How do I avoid confusing fungal spores with bacterial endospores?
Anchor on purpose: fungal spores are for reproduction and dispersal (many per organism, easily killed by cooking), while a bacterial endospore is for survival (one per cell, extremely heat-resistant, survives cooking). They share the word 'spore' but are opposite in number, resistance and food-safety meaning.
Why are fungi able to spoil dry or acidic foods that bacteria cannot?
Moulds tolerate lower water activity and lower pH than most bacteria, so they grow on dried, salted, sugared and acidic foods (jams, bread, hard cheese rinds) where bacterial growth is hurdled out. That, plus their absorptive feeding and mycotoxin production, makes them the dominant spoilers in those products.
What makes a phage useful as a biocontrol agent in food?

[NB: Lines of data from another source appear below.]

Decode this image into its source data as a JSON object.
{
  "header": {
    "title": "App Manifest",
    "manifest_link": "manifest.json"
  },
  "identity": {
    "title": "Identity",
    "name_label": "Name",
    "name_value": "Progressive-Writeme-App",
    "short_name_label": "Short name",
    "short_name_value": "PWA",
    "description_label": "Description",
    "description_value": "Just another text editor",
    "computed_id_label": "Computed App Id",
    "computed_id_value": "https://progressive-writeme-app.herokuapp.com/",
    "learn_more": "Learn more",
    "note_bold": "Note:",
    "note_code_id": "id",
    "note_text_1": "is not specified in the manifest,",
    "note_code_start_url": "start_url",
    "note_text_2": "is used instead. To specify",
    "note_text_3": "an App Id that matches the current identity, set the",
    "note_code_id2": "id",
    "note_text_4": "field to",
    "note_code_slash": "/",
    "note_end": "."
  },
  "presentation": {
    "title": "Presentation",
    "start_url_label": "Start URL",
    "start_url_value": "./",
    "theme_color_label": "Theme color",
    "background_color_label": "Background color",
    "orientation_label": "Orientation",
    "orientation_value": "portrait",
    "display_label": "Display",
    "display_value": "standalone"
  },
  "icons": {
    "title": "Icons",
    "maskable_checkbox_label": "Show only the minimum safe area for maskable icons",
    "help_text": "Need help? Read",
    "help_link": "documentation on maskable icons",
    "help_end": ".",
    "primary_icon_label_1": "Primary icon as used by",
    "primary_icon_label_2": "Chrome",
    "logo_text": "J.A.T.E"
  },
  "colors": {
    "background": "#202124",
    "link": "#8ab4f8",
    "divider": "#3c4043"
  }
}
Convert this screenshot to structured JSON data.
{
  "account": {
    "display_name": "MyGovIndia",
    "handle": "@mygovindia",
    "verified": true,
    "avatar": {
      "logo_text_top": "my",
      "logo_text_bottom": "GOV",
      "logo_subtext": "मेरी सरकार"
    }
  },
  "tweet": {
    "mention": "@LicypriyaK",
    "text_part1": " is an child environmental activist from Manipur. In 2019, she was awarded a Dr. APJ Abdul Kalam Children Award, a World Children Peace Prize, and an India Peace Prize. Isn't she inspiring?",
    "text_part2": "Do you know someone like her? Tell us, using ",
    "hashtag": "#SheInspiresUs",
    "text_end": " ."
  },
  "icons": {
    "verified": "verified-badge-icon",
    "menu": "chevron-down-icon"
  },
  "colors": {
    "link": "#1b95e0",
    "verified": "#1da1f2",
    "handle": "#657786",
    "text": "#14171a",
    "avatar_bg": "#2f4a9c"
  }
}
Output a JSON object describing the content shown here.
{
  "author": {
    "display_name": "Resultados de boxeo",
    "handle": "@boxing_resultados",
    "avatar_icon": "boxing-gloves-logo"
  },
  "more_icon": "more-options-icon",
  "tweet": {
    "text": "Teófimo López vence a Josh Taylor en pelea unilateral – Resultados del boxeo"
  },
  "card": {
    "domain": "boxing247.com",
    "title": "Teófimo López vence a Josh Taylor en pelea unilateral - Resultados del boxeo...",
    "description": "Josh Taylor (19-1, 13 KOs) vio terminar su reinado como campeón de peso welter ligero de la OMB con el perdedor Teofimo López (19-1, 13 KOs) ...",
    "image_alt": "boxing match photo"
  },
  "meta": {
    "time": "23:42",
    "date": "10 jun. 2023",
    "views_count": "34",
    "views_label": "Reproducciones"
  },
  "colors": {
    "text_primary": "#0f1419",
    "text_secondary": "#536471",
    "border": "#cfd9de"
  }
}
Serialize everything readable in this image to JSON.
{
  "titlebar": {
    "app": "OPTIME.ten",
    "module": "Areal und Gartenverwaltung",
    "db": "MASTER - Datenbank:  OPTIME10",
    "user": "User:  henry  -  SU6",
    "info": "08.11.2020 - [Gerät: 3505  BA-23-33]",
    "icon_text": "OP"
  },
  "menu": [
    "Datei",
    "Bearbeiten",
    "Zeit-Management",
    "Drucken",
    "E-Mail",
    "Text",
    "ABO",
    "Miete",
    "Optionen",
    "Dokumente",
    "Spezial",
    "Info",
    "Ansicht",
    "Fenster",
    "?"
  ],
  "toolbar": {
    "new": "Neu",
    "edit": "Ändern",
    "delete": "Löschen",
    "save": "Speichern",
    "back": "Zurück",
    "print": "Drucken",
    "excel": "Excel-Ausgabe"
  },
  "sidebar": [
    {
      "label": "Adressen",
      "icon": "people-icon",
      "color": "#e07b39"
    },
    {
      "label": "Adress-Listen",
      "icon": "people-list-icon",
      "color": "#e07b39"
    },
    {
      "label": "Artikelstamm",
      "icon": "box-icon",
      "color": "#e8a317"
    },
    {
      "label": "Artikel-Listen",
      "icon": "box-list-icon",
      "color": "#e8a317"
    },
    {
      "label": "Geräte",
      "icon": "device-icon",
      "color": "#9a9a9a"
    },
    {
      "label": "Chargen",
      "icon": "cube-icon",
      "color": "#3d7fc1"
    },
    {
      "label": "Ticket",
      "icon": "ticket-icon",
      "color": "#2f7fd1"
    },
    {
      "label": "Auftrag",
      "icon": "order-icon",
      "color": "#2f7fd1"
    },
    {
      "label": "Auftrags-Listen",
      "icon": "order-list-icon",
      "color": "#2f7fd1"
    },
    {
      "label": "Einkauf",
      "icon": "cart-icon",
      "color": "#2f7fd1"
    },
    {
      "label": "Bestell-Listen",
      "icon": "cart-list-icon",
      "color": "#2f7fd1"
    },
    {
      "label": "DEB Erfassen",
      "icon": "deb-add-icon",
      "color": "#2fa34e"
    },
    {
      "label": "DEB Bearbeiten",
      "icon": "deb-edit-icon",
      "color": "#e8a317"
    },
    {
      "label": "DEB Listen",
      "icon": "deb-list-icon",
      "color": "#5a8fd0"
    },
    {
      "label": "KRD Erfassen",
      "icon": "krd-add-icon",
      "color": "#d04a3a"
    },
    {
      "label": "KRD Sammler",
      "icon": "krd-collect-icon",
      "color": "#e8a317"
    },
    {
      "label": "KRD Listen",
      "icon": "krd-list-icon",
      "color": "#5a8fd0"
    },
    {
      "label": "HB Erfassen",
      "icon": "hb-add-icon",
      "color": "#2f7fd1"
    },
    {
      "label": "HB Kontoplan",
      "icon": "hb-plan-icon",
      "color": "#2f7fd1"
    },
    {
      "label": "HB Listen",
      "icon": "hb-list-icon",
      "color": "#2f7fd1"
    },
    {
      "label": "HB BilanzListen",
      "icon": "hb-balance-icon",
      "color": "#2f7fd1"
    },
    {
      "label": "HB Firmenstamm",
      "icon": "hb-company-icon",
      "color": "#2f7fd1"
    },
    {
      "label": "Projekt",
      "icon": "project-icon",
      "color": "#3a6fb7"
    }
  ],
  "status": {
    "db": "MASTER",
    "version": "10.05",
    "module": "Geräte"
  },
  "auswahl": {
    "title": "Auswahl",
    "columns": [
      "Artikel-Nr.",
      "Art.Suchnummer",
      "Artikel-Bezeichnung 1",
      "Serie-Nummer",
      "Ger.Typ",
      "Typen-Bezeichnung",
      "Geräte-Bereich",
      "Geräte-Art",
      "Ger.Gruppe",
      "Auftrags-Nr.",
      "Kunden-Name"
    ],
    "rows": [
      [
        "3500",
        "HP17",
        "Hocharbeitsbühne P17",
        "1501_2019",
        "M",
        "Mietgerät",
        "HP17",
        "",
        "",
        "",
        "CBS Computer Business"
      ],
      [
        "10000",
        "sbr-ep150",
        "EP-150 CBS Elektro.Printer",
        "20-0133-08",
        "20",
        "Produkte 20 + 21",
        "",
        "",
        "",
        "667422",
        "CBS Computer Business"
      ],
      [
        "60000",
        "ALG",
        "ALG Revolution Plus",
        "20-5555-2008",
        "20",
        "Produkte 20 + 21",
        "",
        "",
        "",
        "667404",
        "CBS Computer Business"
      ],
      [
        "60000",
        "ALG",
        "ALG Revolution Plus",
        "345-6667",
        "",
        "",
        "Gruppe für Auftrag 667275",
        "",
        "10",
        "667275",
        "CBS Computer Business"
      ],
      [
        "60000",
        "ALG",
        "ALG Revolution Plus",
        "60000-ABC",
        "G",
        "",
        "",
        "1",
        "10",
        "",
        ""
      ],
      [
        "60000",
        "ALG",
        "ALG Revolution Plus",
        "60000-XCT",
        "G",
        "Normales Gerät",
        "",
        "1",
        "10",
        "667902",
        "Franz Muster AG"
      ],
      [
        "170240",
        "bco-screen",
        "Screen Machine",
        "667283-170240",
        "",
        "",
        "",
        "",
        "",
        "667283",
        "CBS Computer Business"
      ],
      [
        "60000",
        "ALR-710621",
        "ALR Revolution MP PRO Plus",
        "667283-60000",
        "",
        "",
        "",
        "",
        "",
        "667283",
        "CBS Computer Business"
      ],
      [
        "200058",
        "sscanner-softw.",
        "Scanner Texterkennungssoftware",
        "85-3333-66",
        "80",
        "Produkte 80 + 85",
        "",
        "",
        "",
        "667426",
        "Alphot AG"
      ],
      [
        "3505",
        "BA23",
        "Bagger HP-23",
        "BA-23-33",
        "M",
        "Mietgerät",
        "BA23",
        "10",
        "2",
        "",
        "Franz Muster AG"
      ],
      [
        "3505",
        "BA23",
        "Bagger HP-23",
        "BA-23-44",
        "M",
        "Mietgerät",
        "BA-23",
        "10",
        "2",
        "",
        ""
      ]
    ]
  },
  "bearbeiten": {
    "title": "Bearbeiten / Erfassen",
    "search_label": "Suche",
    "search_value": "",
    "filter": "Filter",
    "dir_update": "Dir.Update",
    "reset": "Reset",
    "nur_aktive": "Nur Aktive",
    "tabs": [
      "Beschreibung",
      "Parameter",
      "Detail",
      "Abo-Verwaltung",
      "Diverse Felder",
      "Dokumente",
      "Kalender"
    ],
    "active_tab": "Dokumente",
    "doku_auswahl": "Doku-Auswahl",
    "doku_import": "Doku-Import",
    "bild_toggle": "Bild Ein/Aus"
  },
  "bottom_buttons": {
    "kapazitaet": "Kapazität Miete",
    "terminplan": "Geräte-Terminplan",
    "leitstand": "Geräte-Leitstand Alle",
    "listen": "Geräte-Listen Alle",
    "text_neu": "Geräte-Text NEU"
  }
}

Its specificity. A phage typically infects only one species or strain, so it can be applied to kill a target pathogen (e.g. Listeria on ready-to-eat surfaces) without disturbing the rest of the microbial community, and it self-replicates while the host is present. The trade-offs are that narrow host range (you need the right phage for the target) and the possibility of bacterial resistance.
Exam move
Treat this chapter as two guaranteed answers plus one comparison. First, pre-write the phage long-answer in the fixed order (define → lytic/lysogenic with the prophage → starter-culture failure → biocontrol / biosanitisation / therapy → advantages and disadvantages, with a named lactic acid bacterium) — it is the single highest-yield paragraph in the subject. Second, be able to classify a fungus by its chitin wall, absorptive nutrition and reproduction (budding yeast vs hyphal mould), and recite the lytic cycle order. Third, drill the bacterial vs fungal spore comparison until it is automatic (survival vs reproduction, one vs many, very resistant vs not), because it appears here and again in the foundations and inactivation chapters.